Some people contrast the testing pyramid to an inverse pyramid (also called an ice-cream cone setup). There we have many end-to-end tests that run very slowly trying to cover many flows and edge cases of the application and far fewer unit tests.

The problem with an ice-cream cone setup is that our tests run very slowly, and it’s a sign that we’re testing deeply nested logic through high-level integration tests.

Phoenix testing pyramid

In Phoenix, I apply the testing pyramid guide like this.

A pyramid with three levels. Top level: End-to-end tests. Middle level: Core app tests: Bottom level: Unit tests. Arrow on the left going from top to bottom. At the top it has more integration. At the bottom it has more isolation. Arrow on the right going from top to bottom. At the top slower. At the bottom faster.

Top level: end-to-end tests (typically running through the UI)

If you are using LiveView, this could be a LiveView test. But we need to differentiate between a test that’s only testing UI logic and one that’s testing an end-to-end flow. At the top of the pyramid, we have end-to-end LiveView tests.

If you’re not using LiveView, we can do end-to-end testing with Wallaby. Wallaby manages a web driver, so the tests actually execute pieces of the UI through a web driver such as chromedriver.

Those top-level tests exercise the entire app, starting with the UI, navigating through pages, clicking on buttons and links, and ensuring flows work as expected.
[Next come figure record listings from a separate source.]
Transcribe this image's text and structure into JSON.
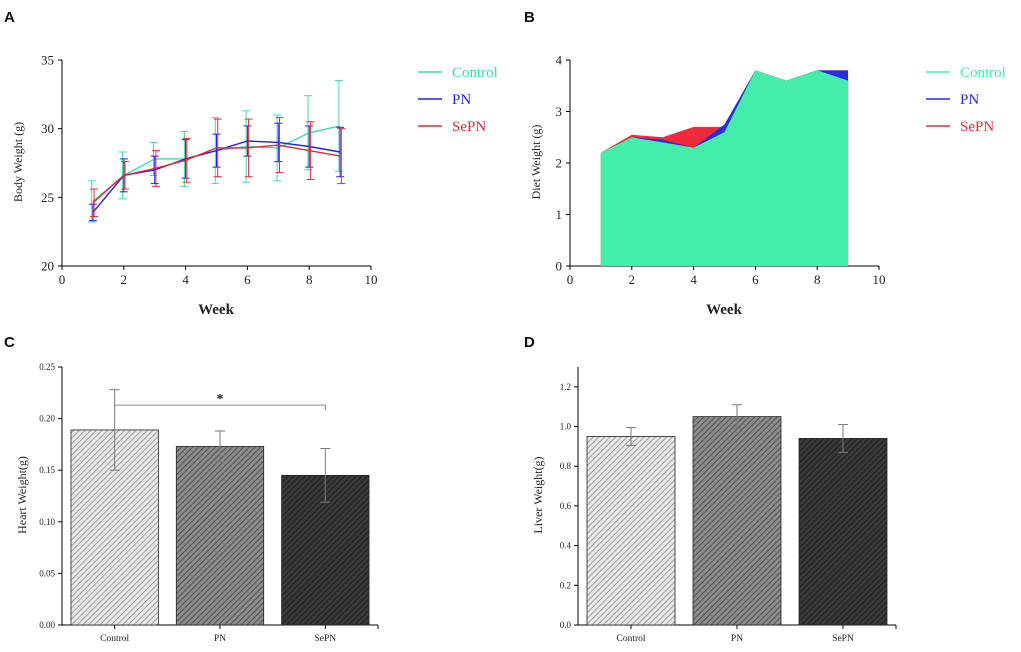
{
  "chart_data": [
    {
      "panel": "A",
      "type": "line",
      "xlabel": "Week",
      "ylabel": "Body Weight (g)",
      "xlim": [
        0,
        10
      ],
      "ylim": [
        20,
        35
      ],
      "xticks": [
        0,
        2,
        4,
        6,
        8,
        10
      ],
      "yticks": [
        20,
        25,
        30,
        35
      ],
      "x": [
        1,
        2,
        3,
        4,
        5,
        6,
        7,
        8,
        9
      ],
      "legend": "top-right",
      "series": [
        {
          "name": "Control",
          "color": "#40d9b3",
          "values": [
            24.7,
            26.6,
            27.8,
            27.8,
            28.4,
            28.7,
            28.6,
            29.7,
            30.2
          ],
          "errors": [
            1.5,
            1.7,
            1.2,
            2.0,
            2.4,
            2.6,
            2.4,
            2.7,
            3.3
          ]
        },
        {
          "name": "PN",
          "color": "#2323dd",
          "values": [
            23.9,
            26.6,
            27.0,
            27.8,
            28.4,
            29.1,
            29.0,
            28.7,
            28.3
          ],
          "errors": [
            0.6,
            1.2,
            1.0,
            1.4,
            1.2,
            1.1,
            1.4,
            1.5,
            1.8
          ]
        },
        {
          "name": "SePN",
          "color": "#e8253a",
          "values": [
            24.6,
            26.6,
            27.1,
            27.7,
            28.6,
            28.6,
            28.8,
            28.4,
            28.0
          ],
          "errors": [
            1.0,
            1.0,
            1.3,
            1.6,
            2.1,
            2.1,
            2.0,
            2.1,
            2.0
          ]
        }
      ]
    },
    {
      "panel": "B",
      "type": "area",
      "xlabel": "Week",
      "ylabel": "Diet Weight (g)",
      "xlim": [
        0,
        10
      ],
      "ylim": [
        0,
        4
      ],
      "xticks": [
        0,
        2,
        4,
        6,
        8,
        10
      ],
      "yticks": [
        0,
        1,
        2,
        3,
        4
      ],
      "x": [
        1,
        2,
        3,
        4,
        5,
        6,
        7,
        8,
        9
      ],
      "legend": "top-right",
      "series": [
        {
          "name": "Control",
          "color": "#44edaa",
          "values": [
            2.2,
            2.5,
            2.4,
            2.3,
            2.6,
            3.8,
            3.6,
            3.8,
            3.6
          ]
        },
        {
          "name": "PN",
          "color": "#2b2bd8",
          "values": [
            2.2,
            2.5,
            2.45,
            2.3,
            2.75,
            3.8,
            3.6,
            3.8,
            3.8
          ]
        },
        {
          "name": "SePN",
          "color": "#ee2a3c",
          "values": [
            2.2,
            2.55,
            2.5,
            2.7,
            2.7,
            3.8,
            3.6,
            3.8,
            3.6
          ]
        }
      ]
    },
    {
      "panel": "C",
      "type": "bar",
      "xlabel": "",
      "ylabel": "Heart Weight(g)",
      "ylim": [
        0,
        0.25
      ],
      "yticks": [
        "0.00",
        "0.05",
        "0.10",
        "0.15",
        "0.20",
        "0.25"
      ],
      "categories": [
        "Control",
        "PN",
        "SePN"
      ],
      "values": [
        0.189,
        0.173,
        0.145
      ],
      "errors": [
        0.039,
        0.015,
        0.026
      ],
      "annotation": {
        "text": "*",
        "between": [
          "Control",
          "SePN"
        ],
        "level": 0.213
      }
    },
    {
      "panel": "D",
      "type": "bar",
      "xlabel": "",
      "ylabel": "Liver Weight(g)",
      "ylim": [
        0,
        1.3
      ],
      "yticks": [
        "0.0",
        "0.2",
        "0.4",
        "0.6",
        "0.8",
        "1.0",
        "1.2"
      ],
      "categories": [
        "Control",
        "PN",
        "SePN"
      ],
      "values": [
        0.95,
        1.05,
        0.94
      ],
      "errors": [
        0.045,
        0.06,
        0.07
      ]
    }
  ]
}
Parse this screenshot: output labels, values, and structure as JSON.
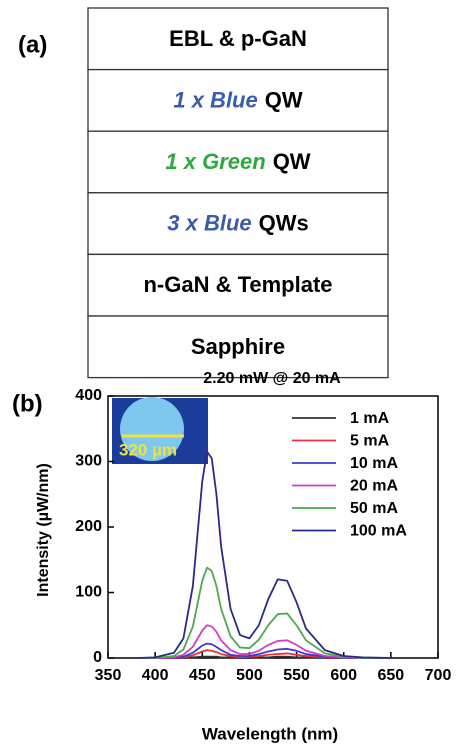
{
  "panel_a": {
    "label": "(a)",
    "layers": [
      {
        "parts": [
          {
            "text": "EBL & p-GaN"
          }
        ]
      },
      {
        "parts": [
          {
            "text": "1 x Blue",
            "color": "#3a5cad",
            "italic": true
          },
          {
            "text": "QW"
          }
        ]
      },
      {
        "parts": [
          {
            "text": "1 x Green",
            "color": "#2eaa3c",
            "italic": true
          },
          {
            "text": "QW"
          }
        ]
      },
      {
        "parts": [
          {
            "text": "3 x Blue",
            "color": "#3a5cad",
            "italic": true
          },
          {
            "text": "QWs"
          }
        ]
      },
      {
        "parts": [
          {
            "text": "n-GaN & Template"
          }
        ]
      },
      {
        "parts": [
          {
            "text": "Sapphire"
          }
        ]
      }
    ]
  },
  "chart_data": {
    "type": "line",
    "panel_label": "(b)",
    "title": "2.20 mW @ 20 mA",
    "x_label": "Wavelength (nm)",
    "y_label": "Intensity (µW/nm)",
    "inset_label": "320 µm",
    "x": [
      380,
      400,
      420,
      430,
      440,
      450,
      455,
      460,
      465,
      470,
      480,
      490,
      500,
      510,
      520,
      530,
      540,
      550,
      560,
      580,
      600,
      620,
      650
    ],
    "series": [
      {
        "name": "1 mA",
        "color": "#333333",
        "values": [
          0,
          0,
          0,
          0,
          1,
          2,
          2,
          2,
          2,
          1,
          1,
          0,
          0,
          1,
          1,
          2,
          2,
          1,
          1,
          0,
          0,
          0,
          0
        ]
      },
      {
        "name": "5 mA",
        "color": "#e8323c",
        "values": [
          0,
          0,
          0,
          1,
          4,
          10,
          12,
          11,
          9,
          6,
          3,
          1,
          2,
          3,
          5,
          6,
          7,
          5,
          3,
          1,
          0,
          0,
          0
        ]
      },
      {
        "name": "10 mA",
        "color": "#3c3cd0",
        "values": [
          0,
          0,
          0,
          2,
          8,
          19,
          22,
          21,
          17,
          12,
          5,
          3,
          3,
          6,
          10,
          13,
          14,
          11,
          6,
          2,
          0,
          0,
          0
        ]
      },
      {
        "name": "20 mA",
        "color": "#d23cc8",
        "values": [
          0,
          0,
          1,
          5,
          17,
          42,
          50,
          48,
          40,
          27,
          12,
          6,
          6,
          11,
          20,
          26,
          27,
          20,
          11,
          3,
          1,
          0,
          0
        ]
      },
      {
        "name": "50 mA",
        "color": "#4caa4c",
        "values": [
          0,
          0,
          3,
          13,
          48,
          118,
          138,
          133,
          110,
          75,
          33,
          16,
          15,
          28,
          50,
          67,
          68,
          50,
          27,
          7,
          2,
          0,
          0
        ]
      },
      {
        "name": "100 mA",
        "color": "#2a2a8a",
        "values": [
          0,
          1,
          8,
          30,
          110,
          270,
          315,
          305,
          250,
          170,
          75,
          35,
          30,
          50,
          90,
          120,
          118,
          85,
          45,
          12,
          3,
          1,
          0
        ]
      }
    ],
    "xlim": [
      350,
      700
    ],
    "xticks": [
      350,
      400,
      450,
      500,
      550,
      600,
      650,
      700
    ],
    "ylim": [
      0,
      400
    ],
    "yticks": [
      0,
      100,
      200,
      300,
      400
    ],
    "legend": "upper right"
  }
}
The tests are slow, and unfortunately, sometimes brittle. For example, Wallaby tests can fail because some JavaScript in our page takes too long or triggers events in weird ways.

That makes running and maintaining the tests expensive. Therefore, we want fewer of them. Note that we still want some, just not as many as in the pyramid’s lower-levels.

I practice, I always test from the outside-in. So, I start work with a feature test at the top level. But I avoid testing every conditional path through the feature test. The test ensures that my components are integrated correctly, and that the core user experience is correct. But I leave more fine-grained testing to lower level tests.

Middle level: integration test at the app boundary

In Phoenix apps, we typically separate Phoenix’s web layer from the core of our app. Phoenix 1.3 pushed developers in that direction with the introduction of Phoenix Contexts.

That separation is visible in our controllers and our live views handle_event/3 callbacks. We place our controllers and live views in our myapp_web directory. But they call our app’s core modules and functions that live in the myapp directory.

That directory difference outlines a clear boundary, and that’s the seam where I define the middle level of the testing pyramid.

Thus, the middle-level tests are integration tests that test the behavior of our core app (away from the delivery mechanism). I believe that’s the same function Service Level tests had in the original testing pyramid.

Since these tests don’t need a web driver to click through a browser, they run faster. And since they’re testing the core of our app, we can write them at a more granular level. They’re still coarser than unit tests, but we can test a lot more.

For example, I test each public function that is exposed to the outside world, checking for both the happy and sad paths. That ensures that our core app’s is working as expected, regardless of how we’re delivering those results to our end users.

Bottom level: unit tests

At the bottom level we find our unit tests. They should test individual units of logic, and since they’re fast, we can write as many of them as we want.

What qualifies as a “unit of logic” is up for debate. Some people say it’s one isolated function. Others say the function can call dependent modules so long as it’s a conceptual unit of logic. I think both are fine.

Whatever “unit of logic” means, that’s the place to write fine-grained tests. I typically write several tests for every function: testing happy paths, sad paths, edge cases, and conditional logic. In short, that’s where we write all the tests that ensure the function behaves as expected under normal and abnormal conditions.